第9話
……ほほほ、ほほほほ、ほほほほほ……
何の声だろうか?
晨羅には天が笑っている様に伺えた。
ドンドンドンと門を叩く。
……ほほほ、ほほほほ、ほほほほほ……
声はけたたましく、深閑とした薄闇夜に響き渡る。
ドンドンドン……幾度目かに門を叩いた時に
「どなた様で?」
と、中から声が聞こえた。
「今上帝様のお側にお仕えいたす、侍従でございます。神楽の君様にお目通り頂きたく、ご迷惑を顧みず馳せ参じましてございます」
すると門の閂を外す音がして、かなり重たげに門が開いた。
「はっ?」
晨羅は門が開いたと同時にフリーズした。
「我らはこれからが楽しみな時であるに、真に迷惑極まりない」
かなり仏頂面を臆面も無く向けて来るは、何と鼻にくっきりと白い線を浮かべる白鼻芯だ。

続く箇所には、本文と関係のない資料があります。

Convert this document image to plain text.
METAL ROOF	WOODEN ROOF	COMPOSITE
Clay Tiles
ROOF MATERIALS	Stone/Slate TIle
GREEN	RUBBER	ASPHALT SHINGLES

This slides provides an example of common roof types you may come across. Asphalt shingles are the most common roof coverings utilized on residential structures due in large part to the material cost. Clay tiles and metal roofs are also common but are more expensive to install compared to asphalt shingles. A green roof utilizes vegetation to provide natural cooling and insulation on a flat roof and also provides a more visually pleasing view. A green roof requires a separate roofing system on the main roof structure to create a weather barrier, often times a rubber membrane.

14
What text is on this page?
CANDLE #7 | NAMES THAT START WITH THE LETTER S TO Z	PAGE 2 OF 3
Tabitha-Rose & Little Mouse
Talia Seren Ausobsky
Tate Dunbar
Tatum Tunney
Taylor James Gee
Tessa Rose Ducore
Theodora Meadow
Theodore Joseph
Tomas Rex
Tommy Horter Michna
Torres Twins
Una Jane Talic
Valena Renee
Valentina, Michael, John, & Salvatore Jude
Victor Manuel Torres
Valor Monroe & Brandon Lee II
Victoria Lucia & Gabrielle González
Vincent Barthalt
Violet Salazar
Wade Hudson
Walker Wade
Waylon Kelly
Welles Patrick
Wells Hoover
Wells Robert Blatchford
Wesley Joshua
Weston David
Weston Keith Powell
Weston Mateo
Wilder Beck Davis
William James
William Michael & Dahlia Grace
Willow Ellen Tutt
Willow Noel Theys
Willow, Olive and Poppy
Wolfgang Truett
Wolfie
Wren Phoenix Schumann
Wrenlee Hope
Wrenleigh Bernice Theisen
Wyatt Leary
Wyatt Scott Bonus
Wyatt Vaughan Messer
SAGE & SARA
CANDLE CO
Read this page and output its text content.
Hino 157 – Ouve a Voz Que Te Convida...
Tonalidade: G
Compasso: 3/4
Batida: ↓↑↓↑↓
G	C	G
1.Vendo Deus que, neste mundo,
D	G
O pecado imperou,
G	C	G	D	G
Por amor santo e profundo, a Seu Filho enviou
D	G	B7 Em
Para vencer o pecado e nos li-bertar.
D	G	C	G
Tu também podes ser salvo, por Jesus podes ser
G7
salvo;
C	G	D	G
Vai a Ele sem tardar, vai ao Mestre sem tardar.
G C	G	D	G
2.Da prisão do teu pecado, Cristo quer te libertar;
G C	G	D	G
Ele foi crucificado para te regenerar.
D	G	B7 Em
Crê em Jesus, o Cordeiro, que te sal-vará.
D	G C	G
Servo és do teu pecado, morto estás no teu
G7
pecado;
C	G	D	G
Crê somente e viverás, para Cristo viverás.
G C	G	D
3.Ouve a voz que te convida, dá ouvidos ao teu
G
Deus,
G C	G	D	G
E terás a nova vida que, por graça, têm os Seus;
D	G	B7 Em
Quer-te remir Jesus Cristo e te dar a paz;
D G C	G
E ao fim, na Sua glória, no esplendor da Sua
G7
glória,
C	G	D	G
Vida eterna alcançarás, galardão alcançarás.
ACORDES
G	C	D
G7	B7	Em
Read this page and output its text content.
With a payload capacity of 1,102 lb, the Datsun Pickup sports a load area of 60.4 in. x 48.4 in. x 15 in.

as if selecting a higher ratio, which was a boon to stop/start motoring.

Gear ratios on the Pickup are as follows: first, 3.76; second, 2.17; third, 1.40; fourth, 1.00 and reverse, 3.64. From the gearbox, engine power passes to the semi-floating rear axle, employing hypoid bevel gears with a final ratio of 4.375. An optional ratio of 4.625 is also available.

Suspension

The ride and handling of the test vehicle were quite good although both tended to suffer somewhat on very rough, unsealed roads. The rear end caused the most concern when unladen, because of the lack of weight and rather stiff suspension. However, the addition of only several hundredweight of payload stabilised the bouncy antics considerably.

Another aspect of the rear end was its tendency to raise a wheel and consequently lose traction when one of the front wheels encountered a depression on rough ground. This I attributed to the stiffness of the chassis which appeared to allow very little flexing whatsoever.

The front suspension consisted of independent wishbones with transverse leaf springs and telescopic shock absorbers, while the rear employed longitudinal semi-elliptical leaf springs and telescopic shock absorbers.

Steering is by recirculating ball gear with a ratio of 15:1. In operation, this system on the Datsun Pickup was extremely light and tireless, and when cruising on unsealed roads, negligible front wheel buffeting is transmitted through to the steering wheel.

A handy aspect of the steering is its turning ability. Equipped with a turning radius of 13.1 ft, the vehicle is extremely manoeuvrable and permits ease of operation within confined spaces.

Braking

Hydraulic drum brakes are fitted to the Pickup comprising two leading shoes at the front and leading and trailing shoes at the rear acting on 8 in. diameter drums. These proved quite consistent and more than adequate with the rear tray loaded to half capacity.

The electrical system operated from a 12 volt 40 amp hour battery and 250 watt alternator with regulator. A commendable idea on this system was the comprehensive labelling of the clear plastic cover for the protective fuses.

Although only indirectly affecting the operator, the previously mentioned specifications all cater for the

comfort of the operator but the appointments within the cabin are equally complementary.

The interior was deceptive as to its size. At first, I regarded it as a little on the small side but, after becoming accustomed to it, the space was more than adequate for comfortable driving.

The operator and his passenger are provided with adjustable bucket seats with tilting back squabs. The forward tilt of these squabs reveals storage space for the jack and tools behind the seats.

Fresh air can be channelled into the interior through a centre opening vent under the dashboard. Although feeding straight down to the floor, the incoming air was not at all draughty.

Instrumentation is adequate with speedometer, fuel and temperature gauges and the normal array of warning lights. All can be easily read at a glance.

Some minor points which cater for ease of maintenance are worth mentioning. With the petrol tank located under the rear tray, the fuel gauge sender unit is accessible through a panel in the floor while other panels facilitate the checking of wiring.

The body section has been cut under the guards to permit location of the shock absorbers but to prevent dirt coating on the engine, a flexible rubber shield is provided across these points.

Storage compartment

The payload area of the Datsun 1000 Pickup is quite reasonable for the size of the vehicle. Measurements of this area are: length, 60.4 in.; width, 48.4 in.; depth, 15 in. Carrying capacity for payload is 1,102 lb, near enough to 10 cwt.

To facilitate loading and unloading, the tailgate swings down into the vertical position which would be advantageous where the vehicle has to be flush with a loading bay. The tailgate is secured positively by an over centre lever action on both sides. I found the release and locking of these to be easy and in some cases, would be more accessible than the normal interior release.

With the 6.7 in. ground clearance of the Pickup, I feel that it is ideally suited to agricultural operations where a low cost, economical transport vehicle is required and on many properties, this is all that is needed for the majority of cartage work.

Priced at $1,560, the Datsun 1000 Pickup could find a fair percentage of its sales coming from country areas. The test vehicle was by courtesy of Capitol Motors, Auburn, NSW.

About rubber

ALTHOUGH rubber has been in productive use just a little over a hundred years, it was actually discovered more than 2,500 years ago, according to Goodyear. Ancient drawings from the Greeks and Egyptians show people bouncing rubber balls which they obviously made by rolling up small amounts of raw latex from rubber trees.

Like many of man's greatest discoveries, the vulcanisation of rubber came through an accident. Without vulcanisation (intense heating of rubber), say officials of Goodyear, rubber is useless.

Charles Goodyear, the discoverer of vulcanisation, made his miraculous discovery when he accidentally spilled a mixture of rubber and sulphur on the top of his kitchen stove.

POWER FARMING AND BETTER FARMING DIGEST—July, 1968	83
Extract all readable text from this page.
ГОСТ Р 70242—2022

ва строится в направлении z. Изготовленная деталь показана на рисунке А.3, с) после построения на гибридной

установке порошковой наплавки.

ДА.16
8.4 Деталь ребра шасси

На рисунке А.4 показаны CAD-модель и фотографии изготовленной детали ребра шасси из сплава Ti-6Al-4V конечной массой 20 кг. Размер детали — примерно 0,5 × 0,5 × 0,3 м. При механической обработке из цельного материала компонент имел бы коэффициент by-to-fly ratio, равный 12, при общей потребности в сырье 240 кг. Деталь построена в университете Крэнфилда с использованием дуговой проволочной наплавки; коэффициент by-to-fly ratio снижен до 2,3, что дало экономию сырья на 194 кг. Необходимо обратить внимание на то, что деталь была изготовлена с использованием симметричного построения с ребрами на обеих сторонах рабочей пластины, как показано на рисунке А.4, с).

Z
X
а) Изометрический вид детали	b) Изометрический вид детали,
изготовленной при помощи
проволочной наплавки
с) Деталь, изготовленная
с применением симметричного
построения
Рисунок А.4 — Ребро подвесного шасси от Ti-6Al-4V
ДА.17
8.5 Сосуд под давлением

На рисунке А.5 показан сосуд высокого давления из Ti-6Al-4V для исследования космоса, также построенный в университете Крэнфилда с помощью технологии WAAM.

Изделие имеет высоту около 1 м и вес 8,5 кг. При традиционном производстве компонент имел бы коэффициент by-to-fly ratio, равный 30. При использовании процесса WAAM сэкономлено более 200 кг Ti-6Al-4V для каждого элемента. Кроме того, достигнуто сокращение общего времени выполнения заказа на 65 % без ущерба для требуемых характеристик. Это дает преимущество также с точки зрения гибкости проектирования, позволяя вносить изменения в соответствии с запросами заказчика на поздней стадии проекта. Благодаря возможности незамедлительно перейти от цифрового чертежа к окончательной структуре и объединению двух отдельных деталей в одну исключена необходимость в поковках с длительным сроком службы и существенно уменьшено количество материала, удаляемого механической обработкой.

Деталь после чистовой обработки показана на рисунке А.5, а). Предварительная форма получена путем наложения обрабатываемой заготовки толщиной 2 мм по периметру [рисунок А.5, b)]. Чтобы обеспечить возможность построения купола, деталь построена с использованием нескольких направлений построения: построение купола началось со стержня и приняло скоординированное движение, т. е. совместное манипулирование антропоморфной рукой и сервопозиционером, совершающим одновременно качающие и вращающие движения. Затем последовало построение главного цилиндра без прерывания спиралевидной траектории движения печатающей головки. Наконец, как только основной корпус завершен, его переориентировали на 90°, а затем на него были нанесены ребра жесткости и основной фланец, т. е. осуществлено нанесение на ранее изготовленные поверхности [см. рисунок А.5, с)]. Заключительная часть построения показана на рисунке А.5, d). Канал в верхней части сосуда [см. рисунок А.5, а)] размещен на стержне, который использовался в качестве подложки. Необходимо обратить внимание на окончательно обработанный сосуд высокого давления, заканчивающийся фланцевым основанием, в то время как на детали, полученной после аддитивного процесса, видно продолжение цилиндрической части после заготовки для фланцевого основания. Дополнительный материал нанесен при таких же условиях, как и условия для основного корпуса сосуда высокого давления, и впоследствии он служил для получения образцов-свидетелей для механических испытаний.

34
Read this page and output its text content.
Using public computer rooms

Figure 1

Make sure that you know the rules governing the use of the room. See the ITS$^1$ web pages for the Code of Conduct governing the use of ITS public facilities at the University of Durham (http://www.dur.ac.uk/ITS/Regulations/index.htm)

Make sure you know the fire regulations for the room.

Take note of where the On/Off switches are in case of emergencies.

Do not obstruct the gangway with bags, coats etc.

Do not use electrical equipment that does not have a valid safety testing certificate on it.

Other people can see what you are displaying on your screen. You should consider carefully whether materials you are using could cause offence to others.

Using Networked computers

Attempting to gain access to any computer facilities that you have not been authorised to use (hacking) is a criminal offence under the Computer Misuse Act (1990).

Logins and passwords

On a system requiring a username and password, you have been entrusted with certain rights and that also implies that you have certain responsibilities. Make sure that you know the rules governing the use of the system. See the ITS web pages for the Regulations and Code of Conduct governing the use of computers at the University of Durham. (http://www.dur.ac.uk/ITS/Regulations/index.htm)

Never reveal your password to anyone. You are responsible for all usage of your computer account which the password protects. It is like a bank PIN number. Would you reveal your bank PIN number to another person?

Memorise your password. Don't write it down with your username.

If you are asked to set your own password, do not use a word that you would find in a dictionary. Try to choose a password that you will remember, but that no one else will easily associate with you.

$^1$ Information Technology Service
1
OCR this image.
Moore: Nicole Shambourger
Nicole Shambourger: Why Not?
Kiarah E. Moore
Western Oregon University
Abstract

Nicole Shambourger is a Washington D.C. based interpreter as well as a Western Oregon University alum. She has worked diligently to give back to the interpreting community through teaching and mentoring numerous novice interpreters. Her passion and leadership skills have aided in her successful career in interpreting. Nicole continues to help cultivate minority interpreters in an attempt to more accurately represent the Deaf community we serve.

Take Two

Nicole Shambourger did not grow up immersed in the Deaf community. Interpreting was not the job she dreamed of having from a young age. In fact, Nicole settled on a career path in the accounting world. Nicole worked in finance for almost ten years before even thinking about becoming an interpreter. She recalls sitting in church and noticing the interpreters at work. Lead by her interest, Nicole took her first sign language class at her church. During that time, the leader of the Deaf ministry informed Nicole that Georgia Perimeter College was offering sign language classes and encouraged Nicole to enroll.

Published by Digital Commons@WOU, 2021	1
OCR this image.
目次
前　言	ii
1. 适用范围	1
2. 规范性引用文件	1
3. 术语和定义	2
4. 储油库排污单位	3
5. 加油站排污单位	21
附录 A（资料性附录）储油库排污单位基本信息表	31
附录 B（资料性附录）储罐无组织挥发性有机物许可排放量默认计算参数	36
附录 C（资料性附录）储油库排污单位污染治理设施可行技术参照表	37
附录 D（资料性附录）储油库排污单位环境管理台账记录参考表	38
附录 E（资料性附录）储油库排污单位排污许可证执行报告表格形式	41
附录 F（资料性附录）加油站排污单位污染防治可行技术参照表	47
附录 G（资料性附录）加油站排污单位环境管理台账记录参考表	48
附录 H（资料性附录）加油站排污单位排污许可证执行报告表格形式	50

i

均整が余り取れていないにも関わらず、それは見事に二足で立ち、不調法なくらい晨羅を仰ぎ見て睨め据えている。
「おい!
まるで恫喝するような声で、屋敷の方に向けて言い放った。
「何をその様に不機嫌に?」
屋敷の方から銀色の狐が走って来る。
「客だ……」
白鼻芯が晨羅に視線を投げて言うと、銀色狐はその赤茶けた瞳を向けた。
「はて?これは弟帝様の……」
そう言うとスッと、長身の神楽の君様の従者の銀悌へと姿を変えた。
「ぎ、銀悌殿?」
「その様に、恐れを持った目をお向けくださいますな」
とか言いながら、それは面白いものでも見る様にする。
「あーいえ……えっ?ぎ、銀悌殿は……」
「ご覧の通り、銀狐でございます」
「ぎ、銀狐?」
「はい。自慢ではございませぬが、我が一族は神使の中では、由緒正しい一族にございます」
銀悌はそう言いながらも、狐顔の目を一文字に細めて笑ったが、その顔が昼間見る見目麗しい趣きとは一変してちょっと不気味だ。